On Thu, Jan 29, 2026 at 07:39:27AM -0800, Sean Christopherson wrote:
> Compile tested only...
It passed my local tests with the fix [1].

[1] https://lore.kernel.org/all/aYX-RpxDYrI65XRC@xxxxxxxxxx.

> @@ -1950,6 +1950,7 @@ struct kvm_x86_ops {
> void *(*alloc_apic_backing_page)(struct kvm_vcpu *vcpu);
> int (*gmem_prepare)(struct kvm *kvm, kvm_pfn_t pfn, gfn_t gfn, int max_order);
> void (*gmem_invalidate)(kvm_pfn_t start, kvm_pfn_t end);
> + int (*gmem_convert)(struct kvm *kvm, gfn_t start, gfn_t end, bool to_private);
> int (*gmem_max_mapping_level)(struct kvm *kvm, kvm_pfn_t pfn, bool is_private);
> };
Since tdx_gmem_convert() only performs S-EPT splitting on the specified range,
would it make sense to rename the op gmem_convert() to something like
gmem_split_private_mapping()?
(This would also involve renaming
kvm_gmem_convert() to kvm_gmem_split_private_mapping(), and
kvm_arch_gmem_convert() to kvm_arch_gmem_split_private_mapping()).

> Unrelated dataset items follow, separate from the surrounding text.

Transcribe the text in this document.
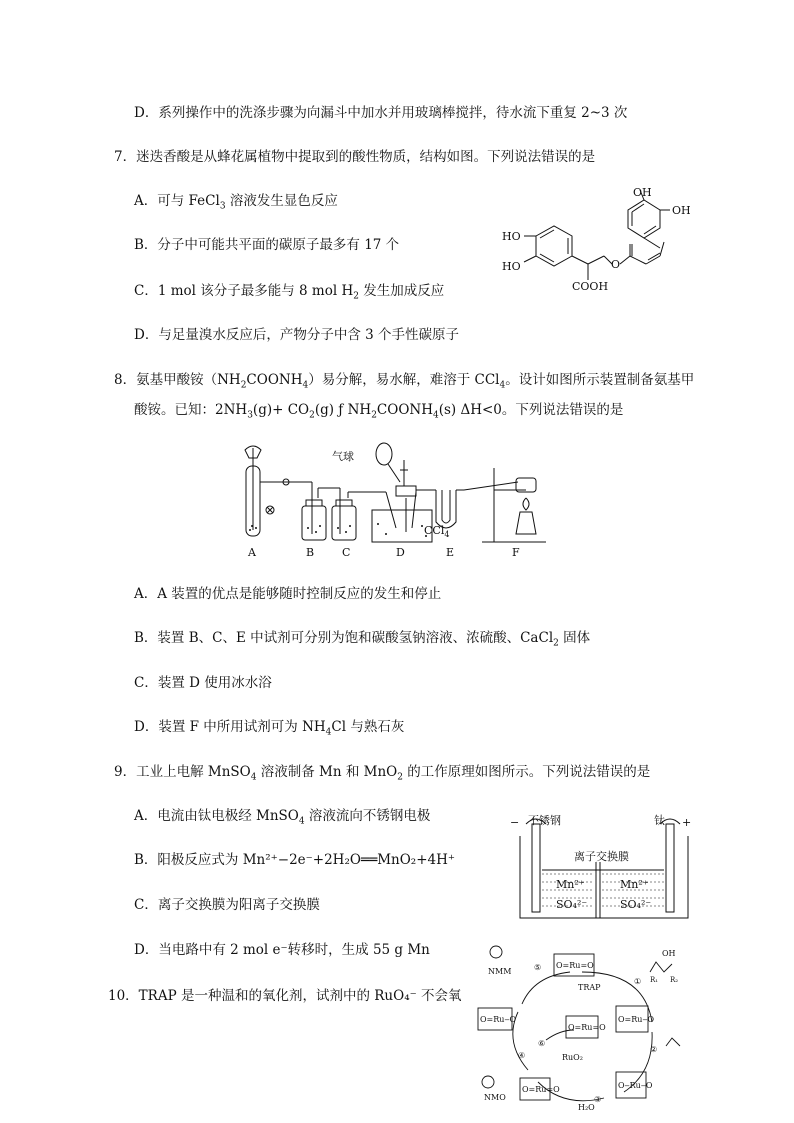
D．系列操作中的洗涤步骤为向漏斗中加水并用玻璃棒搅拌，待水流下重复 2~3 次
7．迷迭香酸是从蜂花属植物中提取到的酸性物质，结构如图。下列说法错误的是
A．可与 FeCl$_3$ 溶液发生显色反应
B．分子中可能共平面的碳原子最多有 17 个
C．1 mol 该分子最多能与 8 mol $H_2$ 发生加成反应
D．与足量溴水反应后，产物分子中含 3 个手性碳原子
HO
HO
COOH
O
OH
OH
8．氨基甲酸铵$(NH_2COONH_4)$易分解，易水解，难溶于 CCl$_4$。设计如图所示装置制备氨基甲
酸铵。已知：$2NH_3(g)+ CO_2(g)$ ƒ $NH_2COONH_4(s)$ ΔH<0。下列说法错误的是
气球
CCl$_4$
A	B	C	D	E	F
A．A 装置的优点是能够随时控制反应的发生和停止
B．装置 B、C、E 中试剂可分别为饱和碳酸氢钠溶液、浓硫酸、CaCl$_2$ 固体
C．装置 D 使用冰水浴
D．装置 F 中所用试剂可为 $NH_4Cl$ 与熟石灰
9．工业上电解 MnSO$_4$ 溶液制备 Mn 和 MnO$_2$ 的工作原理如图所示。下列说法错误的是
A．电流由钛电极经 MnSO$_4$ 溶液流向不锈钢电极
B．阳极反应式为 Mn²⁺−2e⁻+2H₂O══MnO₂+4H⁺
C．离子交换膜为阳离子交换膜
D．当电路中有 2 mol e⁻转移时，生成 55 g Mn
− 不锈钢	钛 +
离子交换膜
Mn²⁺
SO₄²⁻
Mn²⁺
SO₄²⁻
10．TRAP 是一种温和的氧化剂，试剂中的 RuO₄⁻ 不会氧
O=Ru=O
O=Ru=O
O=Ru=O	O‒Ru‒O
O=Ru‒O
O=Ru‒O
NMM
TRAP
NMO
RuO₂
H₂O
OH
R₁ R₂
①
②
③
④
⑤
⑥
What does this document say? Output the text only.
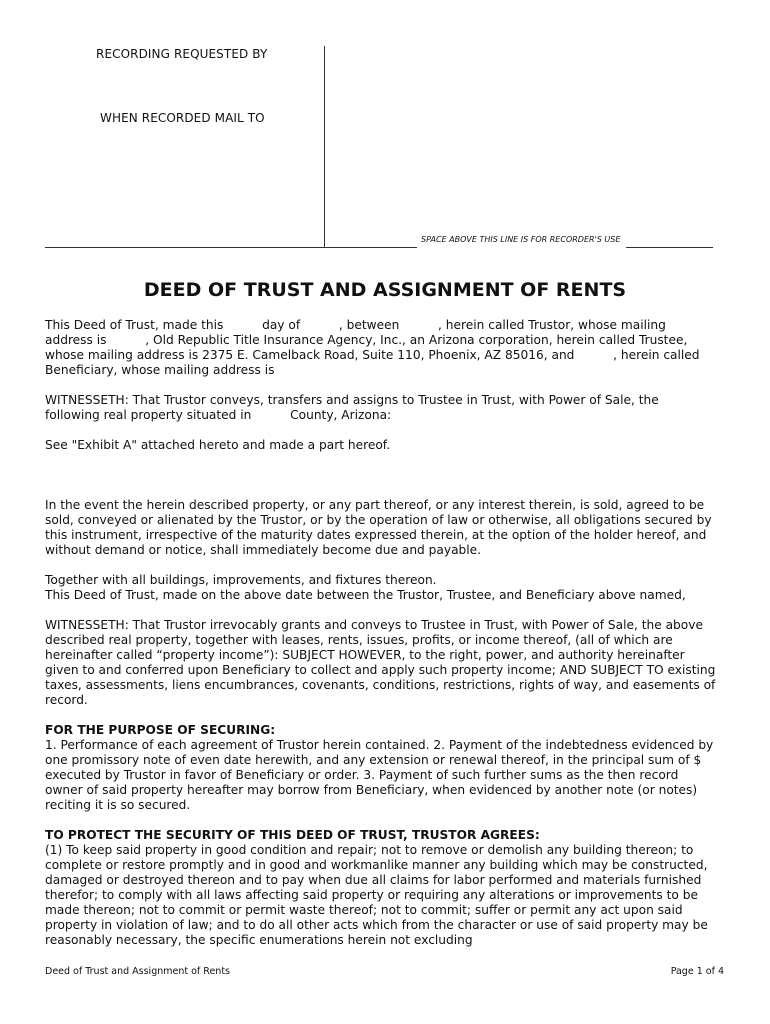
RECORDING REQUESTED BY
WHEN RECORDED MAIL TO
SPACE ABOVE THIS LINE IS FOR RECORDER'S USE
DEED OF TRUST AND ASSIGNMENT OF RENTS

This Deed of Trust, made this          day of          , between          , herein called Trustor, whose mailing address is          , Old Republic Title Insurance Agency, Inc., an Arizona corporation, herein called Trustee, whose mailing address is 2375 E. Camelback Road, Suite 110, Phoenix, AZ 85016, and          , herein called Beneficiary, whose mailing address is

WITNESSETH: That Trustor conveys, transfers and assigns to Trustee in Trust, with Power of Sale, the following real property situated in          County, Arizona:

See "Exhibit A" attached hereto and made a part hereof.

In the event the herein described property, or any part thereof, or any interest therein, is sold, agreed to be sold, conveyed or alienated by the Trustor, or by the operation of law or otherwise, all obligations secured by this instrument, irrespective of the maturity dates expressed therein, at the option of the holder hereof, and without demand or notice, shall immediately become due and payable.

Together with all buildings, improvements, and fixtures thereon.

This Deed of Trust, made on the above date between the Trustor, Trustee, and Beneficiary above named,

WITNESSETH: That Trustor irrevocably grants and conveys to Trustee in Trust, with Power of Sale, the above described real property, together with leases, rents, issues, profits, or income thereof, (all of which are hereinafter called “property income”): SUBJECT HOWEVER, to the right, power, and authority hereinafter given to and conferred upon Beneficiary to collect and apply such property income; AND SUBJECT TO existing taxes, assessments, liens encumbrances, covenants, conditions, restrictions, rights of way, and easements of record.

FOR THE PURPOSE OF SECURING:

1. Performance of each agreement of Trustor herein contained. 2. Payment of the indebtedness evidenced by one promissory note of even date herewith, and any extension or renewal thereof, in the principal sum of $          executed by Trustor in favor of Beneficiary or order. 3. Payment of such further sums as the then record owner of said property hereafter may borrow from Beneficiary, when evidenced by another note (or notes) reciting it is so secured.

TO PROTECT THE SECURITY OF THIS DEED OF TRUST, TRUSTOR AGREES:

(1) To keep said property in good condition and repair; not to remove or demolish any building thereon; to complete or restore promptly and in good and workmanlike manner any building which may be constructed, damaged or destroyed thereon and to pay when due all claims for labor performed and materials furnished therefor; to comply with all laws affecting said property or requiring any alterations or improvements to be made thereon; not to commit or permit waste thereof; not to commit; suffer or permit any act upon said property in violation of law; and to do all other acts which from the character or use of said property may be reasonably necessary, the specific enumerations herein not excluding

Deed of Trust and Assignment of Rents	Page 1 of 4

This way, it's natural for it to be called by kvm_gmem_set_attributes() for
private-to-shared conversions, kvm_gmem_punch_hole(), or kvm_gmem_error_folio().

> +static int tdx_gmem_convert(struct kvm *kvm, gfn_t start, gfn_t end,
> + bool to_private)
> +{
> + /*
> + * When converting from private=>shared, KVM must first split potential
> + * hugepages, as KVM mustn't overzap private mappings for TDX guests,
> + * i.e. must zap _exactly_ [start, end). Split potential hugepages at
> + * the head and tail of the to-be-converted (and thus zapped) range so
> + * that KVM doesn't overzap due to dropping a hugepage that doesn't
> + * fall wholly inside the range.
> + */
> + if (to_private || !kvm_has_mirrored_tdp(kvm))
> + return 0;
> +
> + /*
> + * Acquire the external cache lock, a.k.a. the Dynamic PAMT lock, to
> + * protect the per-VM cache of pre-allocate pages used to populate the
> + * Dynamic PAMT when splitting S-EPT huge pages.
> + */
> + guard(mutex)(&to_kvm_tdx(kvm)->pamt_cache_lock);
Thanks for the change from spinlock to mutex, which is a smart approach that
eliminates the need to release the lock for topup.

However, I have a question about kvm_tdp_mmu_try_split_huge_pages(), which is
called by dirty page tracking related functions. I'm not sure if we might want
to invoke them from a non-vCPU thread for mirror roots in the future. If that's
the case, would they need some way to acquire this lock?

> + guard(write_lock)(&kvm->mmu_lock);
> +
> + /*
> + * TODO: Also split from PG_LEVEL_1G => PG_LEVEL_2M when KVM supports
> + * 1GiB S-EPT pages.
> + */
> + return tdx_sept_split_huge_pages(kvm, start, end, PG_LEVEL_4K);
> +}
> +
> diff --git a/arch/x86/kvm/vmx/tdx.h b/arch/x86/kvm/vmx/tdx.h
> index f444fc84d93b..2bb4604a64ca 100644
> --- a/arch/x86/kvm/vmx/tdx.h
> +++ b/arch/x86/kvm/vmx/tdx.h
> @@ -48,6 +48,9 @@ struct kvm_tdx {
> * Set/unset is protected with kvm->mmu_lock.
> */
> bool wait_for_sept_zap;
> +
> + struct tdx_pamt_cache pamt_cache;
> + struct mutex pamt_cache_lock;
> };
>
> /* TDX module vCPU states */
> diff --git a/arch/x86/kvm/x86.c b/arch/x86/kvm/x86.c
> index c80cc60e7862..c3d71ba9a1dc 100644
> --- a/arch/x86/kvm/x86.c
> +++ b/arch/x86/kvm/x86.c
> @@ -14061,7 +14061,7 @@ void kvm_arch_gmem_invalidate(kvm_pfn_t start, kvm_pfn_t end)
> int kvm_arch_gmem_convert(struct kvm *kvm, gfn_t start, gfn_t end,
> bool to_private)
> {
> - return 0;
> + return kvm_x86_call(gmem_convert)(kvm, start, end, to_private);
> }
> #endif
> #endif
>
> base-commit: b2791d61e9774d8575525816e864d2e09ee9090a
> --